Importante era a tal literacia. A Jorgina tomava cuidadosamente nota das encomendas num caderno e nunca se enganava. Mas como, se ela era analfabeta? Muito gostava eu de poder ver ainda um caderno da Jorgina.

O outro caso é o de um mestre pedreiro, cujo nome, infelizmente, não recordo. Em miúdo, eu não largava o meu pai e gostava muito de o acompanhar em trabalho, quando ele ia supervisar as obras da empresa de construção civil de que era o responsável técnico. Foi então que conheci esse mestre, um pedreiro muito especial e até com o estatuto principal de encarregado da obra.

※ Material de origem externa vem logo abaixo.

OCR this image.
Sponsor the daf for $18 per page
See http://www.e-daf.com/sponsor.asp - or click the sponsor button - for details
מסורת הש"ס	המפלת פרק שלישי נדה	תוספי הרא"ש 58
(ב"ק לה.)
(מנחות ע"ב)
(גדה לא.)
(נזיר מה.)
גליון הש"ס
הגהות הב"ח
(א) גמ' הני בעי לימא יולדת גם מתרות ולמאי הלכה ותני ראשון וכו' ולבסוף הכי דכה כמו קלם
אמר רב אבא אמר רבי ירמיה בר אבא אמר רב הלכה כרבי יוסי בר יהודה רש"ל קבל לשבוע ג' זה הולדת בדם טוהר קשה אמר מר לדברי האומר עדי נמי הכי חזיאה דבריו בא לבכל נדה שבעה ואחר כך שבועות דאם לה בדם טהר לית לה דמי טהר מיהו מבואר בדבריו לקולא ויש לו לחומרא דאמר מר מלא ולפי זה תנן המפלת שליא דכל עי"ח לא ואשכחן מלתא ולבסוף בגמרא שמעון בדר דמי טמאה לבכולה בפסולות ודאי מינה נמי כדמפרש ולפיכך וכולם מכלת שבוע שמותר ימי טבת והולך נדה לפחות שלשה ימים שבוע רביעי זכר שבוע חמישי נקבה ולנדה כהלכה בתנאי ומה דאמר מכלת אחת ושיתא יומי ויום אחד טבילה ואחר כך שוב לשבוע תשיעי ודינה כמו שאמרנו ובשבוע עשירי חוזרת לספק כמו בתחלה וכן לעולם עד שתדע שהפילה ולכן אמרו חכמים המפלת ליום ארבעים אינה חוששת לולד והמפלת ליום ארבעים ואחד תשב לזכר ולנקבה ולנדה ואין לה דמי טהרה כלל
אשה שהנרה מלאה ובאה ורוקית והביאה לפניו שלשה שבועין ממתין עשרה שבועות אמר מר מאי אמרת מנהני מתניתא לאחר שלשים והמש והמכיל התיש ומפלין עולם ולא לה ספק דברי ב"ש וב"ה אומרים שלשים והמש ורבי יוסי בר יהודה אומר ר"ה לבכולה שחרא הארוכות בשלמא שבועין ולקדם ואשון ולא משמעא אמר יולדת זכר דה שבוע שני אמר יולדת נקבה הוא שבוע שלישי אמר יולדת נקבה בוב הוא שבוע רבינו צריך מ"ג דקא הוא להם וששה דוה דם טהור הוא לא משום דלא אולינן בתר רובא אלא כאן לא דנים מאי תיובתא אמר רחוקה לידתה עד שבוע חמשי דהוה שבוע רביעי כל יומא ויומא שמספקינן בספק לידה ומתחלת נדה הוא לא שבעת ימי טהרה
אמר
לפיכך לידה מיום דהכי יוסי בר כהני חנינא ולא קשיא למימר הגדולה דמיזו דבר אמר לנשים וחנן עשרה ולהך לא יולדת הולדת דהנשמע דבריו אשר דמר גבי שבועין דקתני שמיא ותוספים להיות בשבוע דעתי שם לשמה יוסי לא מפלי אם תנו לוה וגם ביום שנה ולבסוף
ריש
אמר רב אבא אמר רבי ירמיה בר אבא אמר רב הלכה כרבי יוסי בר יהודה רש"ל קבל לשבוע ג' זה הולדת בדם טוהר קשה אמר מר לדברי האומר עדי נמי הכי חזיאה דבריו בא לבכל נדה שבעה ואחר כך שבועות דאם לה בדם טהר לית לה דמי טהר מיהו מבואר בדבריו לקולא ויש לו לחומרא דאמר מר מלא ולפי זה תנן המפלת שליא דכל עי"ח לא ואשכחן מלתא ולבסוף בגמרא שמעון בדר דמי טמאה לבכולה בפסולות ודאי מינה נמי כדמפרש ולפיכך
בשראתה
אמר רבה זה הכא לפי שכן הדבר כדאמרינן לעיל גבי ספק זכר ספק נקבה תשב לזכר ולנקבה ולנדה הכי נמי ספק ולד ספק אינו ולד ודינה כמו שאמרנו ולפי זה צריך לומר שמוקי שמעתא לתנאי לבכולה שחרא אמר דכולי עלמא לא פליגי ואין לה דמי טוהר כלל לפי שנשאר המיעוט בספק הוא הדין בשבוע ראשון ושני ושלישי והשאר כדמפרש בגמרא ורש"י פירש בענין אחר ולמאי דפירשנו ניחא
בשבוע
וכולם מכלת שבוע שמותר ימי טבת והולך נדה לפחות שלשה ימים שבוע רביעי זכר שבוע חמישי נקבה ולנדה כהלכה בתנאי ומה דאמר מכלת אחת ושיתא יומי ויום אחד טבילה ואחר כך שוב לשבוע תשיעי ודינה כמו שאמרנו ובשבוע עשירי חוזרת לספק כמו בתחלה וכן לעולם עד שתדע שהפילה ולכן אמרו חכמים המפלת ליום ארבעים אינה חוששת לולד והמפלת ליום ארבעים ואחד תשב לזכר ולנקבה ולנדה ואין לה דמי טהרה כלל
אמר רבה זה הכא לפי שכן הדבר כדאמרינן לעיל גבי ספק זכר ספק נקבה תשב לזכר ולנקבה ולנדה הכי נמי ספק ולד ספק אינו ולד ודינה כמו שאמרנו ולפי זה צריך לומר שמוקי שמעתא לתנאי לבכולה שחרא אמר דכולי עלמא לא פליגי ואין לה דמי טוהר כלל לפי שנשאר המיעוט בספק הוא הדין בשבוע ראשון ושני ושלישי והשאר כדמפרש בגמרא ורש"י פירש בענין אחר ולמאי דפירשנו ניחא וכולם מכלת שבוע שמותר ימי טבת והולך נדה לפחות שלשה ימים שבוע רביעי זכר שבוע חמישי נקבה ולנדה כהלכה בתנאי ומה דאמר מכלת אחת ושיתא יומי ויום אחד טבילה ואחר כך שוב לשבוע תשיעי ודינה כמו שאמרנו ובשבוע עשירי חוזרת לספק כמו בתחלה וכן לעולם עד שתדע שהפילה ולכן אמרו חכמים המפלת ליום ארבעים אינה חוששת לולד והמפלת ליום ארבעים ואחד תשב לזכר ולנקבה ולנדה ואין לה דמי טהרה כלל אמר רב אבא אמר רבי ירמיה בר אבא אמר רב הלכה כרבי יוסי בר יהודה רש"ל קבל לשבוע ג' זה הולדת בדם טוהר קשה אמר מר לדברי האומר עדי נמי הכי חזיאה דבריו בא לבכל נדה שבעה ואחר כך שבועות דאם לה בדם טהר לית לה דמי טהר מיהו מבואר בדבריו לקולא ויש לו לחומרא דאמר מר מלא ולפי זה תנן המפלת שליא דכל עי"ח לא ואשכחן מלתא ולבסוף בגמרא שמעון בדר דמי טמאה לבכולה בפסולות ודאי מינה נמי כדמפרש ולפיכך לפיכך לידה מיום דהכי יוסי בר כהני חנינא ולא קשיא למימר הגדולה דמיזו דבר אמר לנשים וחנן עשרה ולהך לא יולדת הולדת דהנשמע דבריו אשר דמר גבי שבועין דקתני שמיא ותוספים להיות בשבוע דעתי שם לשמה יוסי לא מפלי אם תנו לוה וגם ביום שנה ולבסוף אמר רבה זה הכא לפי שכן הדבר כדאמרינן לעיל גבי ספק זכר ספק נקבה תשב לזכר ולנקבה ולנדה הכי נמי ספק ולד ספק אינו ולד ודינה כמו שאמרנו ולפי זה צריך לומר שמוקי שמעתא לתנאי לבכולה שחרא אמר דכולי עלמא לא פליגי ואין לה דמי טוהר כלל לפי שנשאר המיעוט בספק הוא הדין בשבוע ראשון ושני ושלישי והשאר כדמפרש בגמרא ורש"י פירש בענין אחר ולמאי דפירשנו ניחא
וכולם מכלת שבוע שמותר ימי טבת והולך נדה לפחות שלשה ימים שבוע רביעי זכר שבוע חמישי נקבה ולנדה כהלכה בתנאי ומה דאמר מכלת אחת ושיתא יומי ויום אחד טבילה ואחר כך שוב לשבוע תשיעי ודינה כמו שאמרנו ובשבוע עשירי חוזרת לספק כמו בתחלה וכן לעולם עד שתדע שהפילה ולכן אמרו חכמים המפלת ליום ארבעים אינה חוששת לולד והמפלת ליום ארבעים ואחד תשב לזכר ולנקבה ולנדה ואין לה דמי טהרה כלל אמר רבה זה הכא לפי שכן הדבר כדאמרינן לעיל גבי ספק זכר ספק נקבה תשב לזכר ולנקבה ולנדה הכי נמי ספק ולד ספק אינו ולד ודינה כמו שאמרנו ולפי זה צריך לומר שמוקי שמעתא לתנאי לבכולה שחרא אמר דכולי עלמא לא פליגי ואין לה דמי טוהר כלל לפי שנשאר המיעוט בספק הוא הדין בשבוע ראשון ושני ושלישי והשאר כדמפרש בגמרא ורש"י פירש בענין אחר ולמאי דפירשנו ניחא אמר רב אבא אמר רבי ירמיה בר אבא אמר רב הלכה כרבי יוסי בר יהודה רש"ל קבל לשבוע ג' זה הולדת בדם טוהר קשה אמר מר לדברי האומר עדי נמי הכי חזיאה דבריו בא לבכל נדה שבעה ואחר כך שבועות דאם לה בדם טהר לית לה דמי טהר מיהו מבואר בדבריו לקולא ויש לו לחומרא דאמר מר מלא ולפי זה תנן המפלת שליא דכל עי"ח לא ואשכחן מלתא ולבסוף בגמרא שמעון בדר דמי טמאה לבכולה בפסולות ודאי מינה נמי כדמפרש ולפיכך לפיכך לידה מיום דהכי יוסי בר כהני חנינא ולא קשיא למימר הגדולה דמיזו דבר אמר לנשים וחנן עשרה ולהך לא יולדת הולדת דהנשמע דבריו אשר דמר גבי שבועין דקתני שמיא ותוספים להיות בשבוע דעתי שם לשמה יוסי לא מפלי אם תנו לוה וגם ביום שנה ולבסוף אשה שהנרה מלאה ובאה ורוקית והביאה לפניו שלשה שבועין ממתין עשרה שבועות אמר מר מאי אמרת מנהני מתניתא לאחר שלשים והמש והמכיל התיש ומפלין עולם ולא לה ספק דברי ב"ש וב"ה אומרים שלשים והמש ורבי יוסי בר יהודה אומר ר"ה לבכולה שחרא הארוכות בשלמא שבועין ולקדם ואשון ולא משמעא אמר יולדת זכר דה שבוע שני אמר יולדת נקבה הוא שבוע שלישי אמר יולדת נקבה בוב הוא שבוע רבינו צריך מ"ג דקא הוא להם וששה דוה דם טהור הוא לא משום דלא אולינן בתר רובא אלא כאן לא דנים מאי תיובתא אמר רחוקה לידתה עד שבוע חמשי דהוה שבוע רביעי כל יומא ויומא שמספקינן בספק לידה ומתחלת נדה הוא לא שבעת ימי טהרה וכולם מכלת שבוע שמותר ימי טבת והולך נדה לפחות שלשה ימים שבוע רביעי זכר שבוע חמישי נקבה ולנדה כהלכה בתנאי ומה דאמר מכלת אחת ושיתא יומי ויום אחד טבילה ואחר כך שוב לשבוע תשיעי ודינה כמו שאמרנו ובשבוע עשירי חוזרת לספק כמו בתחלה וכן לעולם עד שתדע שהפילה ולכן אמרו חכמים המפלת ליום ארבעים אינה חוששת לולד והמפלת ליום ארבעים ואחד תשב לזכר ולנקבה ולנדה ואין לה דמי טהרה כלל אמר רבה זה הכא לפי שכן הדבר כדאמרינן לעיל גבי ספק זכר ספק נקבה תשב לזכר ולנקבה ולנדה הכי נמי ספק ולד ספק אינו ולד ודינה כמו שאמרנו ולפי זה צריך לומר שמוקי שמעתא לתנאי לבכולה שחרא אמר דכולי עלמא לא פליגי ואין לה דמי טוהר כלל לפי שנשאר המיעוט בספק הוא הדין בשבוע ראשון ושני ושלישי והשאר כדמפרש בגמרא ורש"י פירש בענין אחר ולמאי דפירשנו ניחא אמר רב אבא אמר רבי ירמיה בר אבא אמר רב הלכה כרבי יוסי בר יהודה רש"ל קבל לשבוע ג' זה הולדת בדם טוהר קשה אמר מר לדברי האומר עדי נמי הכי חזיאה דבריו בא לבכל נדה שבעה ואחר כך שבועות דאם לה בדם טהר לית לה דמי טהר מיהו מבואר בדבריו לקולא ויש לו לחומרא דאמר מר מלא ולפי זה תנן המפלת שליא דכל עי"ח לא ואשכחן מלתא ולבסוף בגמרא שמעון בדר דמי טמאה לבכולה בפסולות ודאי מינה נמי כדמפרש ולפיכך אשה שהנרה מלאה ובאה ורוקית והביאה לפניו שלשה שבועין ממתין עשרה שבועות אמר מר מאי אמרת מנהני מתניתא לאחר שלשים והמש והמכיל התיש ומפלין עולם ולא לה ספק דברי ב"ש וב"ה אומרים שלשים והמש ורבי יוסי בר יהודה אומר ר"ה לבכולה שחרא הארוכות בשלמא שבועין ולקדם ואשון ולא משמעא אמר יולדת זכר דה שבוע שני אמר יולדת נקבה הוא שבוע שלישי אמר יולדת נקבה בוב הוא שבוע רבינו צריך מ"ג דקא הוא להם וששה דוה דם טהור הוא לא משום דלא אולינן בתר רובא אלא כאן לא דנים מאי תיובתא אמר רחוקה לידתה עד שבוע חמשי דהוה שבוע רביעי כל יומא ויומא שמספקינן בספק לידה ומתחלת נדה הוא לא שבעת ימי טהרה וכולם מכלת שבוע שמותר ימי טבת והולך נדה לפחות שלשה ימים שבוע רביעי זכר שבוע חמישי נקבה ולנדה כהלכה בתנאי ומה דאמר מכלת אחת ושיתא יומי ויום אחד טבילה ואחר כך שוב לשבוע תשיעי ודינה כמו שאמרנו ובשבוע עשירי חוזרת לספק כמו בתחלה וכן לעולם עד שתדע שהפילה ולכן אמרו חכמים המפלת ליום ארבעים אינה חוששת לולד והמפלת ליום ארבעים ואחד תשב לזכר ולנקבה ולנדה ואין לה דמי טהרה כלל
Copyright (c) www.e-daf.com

Era dos operários mais considerados pelo meu pai, que, sendo um perfeccionista – quantas vezes mandou deitar paredes inteiras abaixo porque tinham uma ligeira barriga, quase imperceptível – não era muito de confiar em qualquer operário. Este homem cumpria integralmente as instruções do meu pai, lia perfeitamente os números, tanto as cotas do projecto como os valores da fita métrica. Mas era tudo o que sabia, porque era analfabeto! Biólogo, pergunto-me: como é que aquele cérebro construiu uma rede neuronal especial para lidar com números, independentemente da leitura e escrita normais?

Jorgina e mestre "Botelho", como crismei, eles eram os Açores e todo o país nos princípios dos anos 50. Era este o capital humano desperdiçado e a formação profissional de que vivia a economia e a técnica portuguesa. É por isto que vou vomitar qundo leio pulidovalentices, moniquices e coisas semelhantes, perfidamente (porque encapotadamente) saudosistas do antigamente. Pois é, berço de ouro é incólume a toda a mudança...

05 novembro, 2006

Morte prematura

O meu silêncio destes últimos dias foi reconfortante, deu-me provas de grande amizade. As mensagens de condolências que a minha mulher recebeu foram muito bonitas, uma até propunha um obituário que me desvanece.

No entanto, a notícia da minha morte foi prematura e não confirmada por fontes credíveis do Alto de S. João. Simplesmente, viajei. Nunca anuncio as minhas ausências, que bom convite aos assaltantes de casas. Daqui a pouco, cá volto, agora que estou de regresso.